The family of a five-year-old Sutton girl with a rare genetic condition have celebrated after a life-saving drug required for her treatment was approved by the NHS.
Elsie Novell has spinal muscular atrophy (SMA), which means she is unable to stand or walk. There is currently no cure for Elsie’s condition, but a new drug called Spinraza could provide hope as it halts the symptoms of the disease.
SMA affects the nerves in the spinal cord controlling movement, causing muscle weakness, progressive loss of movement, and difficulty breathing and swallowing.
The family had previously been told by NHS bosses that the vital Spinraza drug would not be made available due to concerns over its long-term effectiveness and its high cost, leading to numerous fundraising campaigns from Charlotte, Elsie's mum, to help the toddler in attending drugs trials as far away as Belgium.
However now, after more than two years of uncertainty, the family have been told that the Spinraza drug is to be made available on the NHS within the coming months - meaning Elsie's life could change forever.
Charlotte, Elsie's mum, says it means her daughter will "no longer start to degrade", and that, even though she is wheelchair-bound, she will start to live a "normal life".
She said: "Since we were told it was not going to be available on the NHS it has been such a rollercoaster of emotions.
"When you get told in diagnosis that your child does not have long, you start to come to terms with it, but when you get hope that a drug could be available it really lifts you up.
"When we found out it was available in America we thought there might be hope, but then getting told it wasn't available here was like diagnosis all over again.
"I woke up yesterday morning (May 15) to an email telling me that it had been approved and my it took a second to really register it.
"This will be amazing for children like Elsie because it means her body can build immunity to illnesses and that she won't live through constant deterioration - it's a massive weight off the shoulders.
"The treatment is done through a lumber puncture which she will need to have forever, but now we won't live in constant fear that she's going to die or get worse.
"Unfortunately it's not going to be a miracle drug and it won't make her muscles start working after five years, but it will trick the body into thinking it can fight disease on its own."
There are currently no active treatments targeting the underlying cause of SMA so the condition is managed through supportive care, which aims to minimise the impact of disability, address complications and improve quality of life.
The treatment will be made available to the youngest and most severely affected (SMA type 1) patients immediately by Biogen, with NHS England offering funding on NICE’s publication of final guidance next month.
For older babies, children and young adults with less severe symptoms (SMA types 2 and 3), the NHS will begin to roll out nusinursen shortly after NICE’s guidance is published.

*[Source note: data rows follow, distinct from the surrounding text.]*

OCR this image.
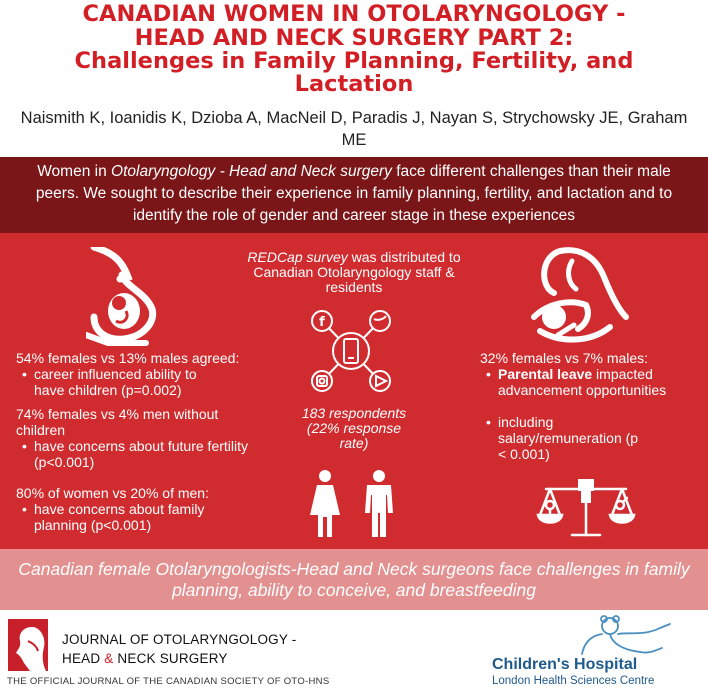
CANADIAN WOMEN IN OTOLARYNGOLOGY -
HEAD AND NECK SURGERY PART 2:
Challenges in Family Planning, Fertility, and
Lactation
Naismith K, Ioanidis K, Dzioba A, MacNeil D, Paradis J, Nayan S, Strychowsky JE, Graham ME
Women in Otolaryngology - Head and Neck surgery face different challenges than their male peers. We sought to describe their experience in family planning, fertility, and lactation and to identify the role of gender and career stage in these experiences
54% females vs 13% males agreed:
• career influenced ability to have children (p=0.002)
74% females vs 4% men without children
• have concerns about future fertility (p<0.001)
80% of women vs 20% of men:
• have concerns about family planning (p<0.001)
REDCap survey was distributed to Canadian Otolaryngology staff & residents
f
183 respondents (22% response rate)
32% females vs 7% males:
• Parental leave impacted advancement opportunities
• including salary/remuneration (p < 0.001)
Canadian female Otolaryngologists-Head and Neck surgeons face challenges in family planning, ability to conceive, and breastfeeding
JOURNAL OF OTOLARYNGOLOGY -
HEAD & NECK SURGERY
THE OFFICIAL JOURNAL OF THE CANADIAN SOCIETY OF OTO-HNS
Children's Hospital
London Health Sciences Centre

Meindert Boysen, director of the centre for health technology evaluation at NICE, said: “We are very pleased that we can now recommend Spinraza for people with SMA.
“The committee has recognised that Spinraza is a promising treatment that has been shown to improve a range of outcomes important to patients. But it also recognised that there are significant uncertainties, particularly around its long-term benefits.
“All along we have felt it important to give all parties every opportunity to try to find a way to mitigate these uncertainties in order to make Spinraza available to patients in England."
After news was revealed about the treatment, Charlotte said the family started to plan a holiday to "take Elsie somewhere she has always wanted to go" - Butlins.
She said: "Elsie has been desperate to go to Butlins for years, so we have organised to take her for the weekend at the end of June in celebration - and we are keeping it a surprise.
"We are also all going on a family holiday to Italy for a wedding later in the summer, so we can all celebrate together."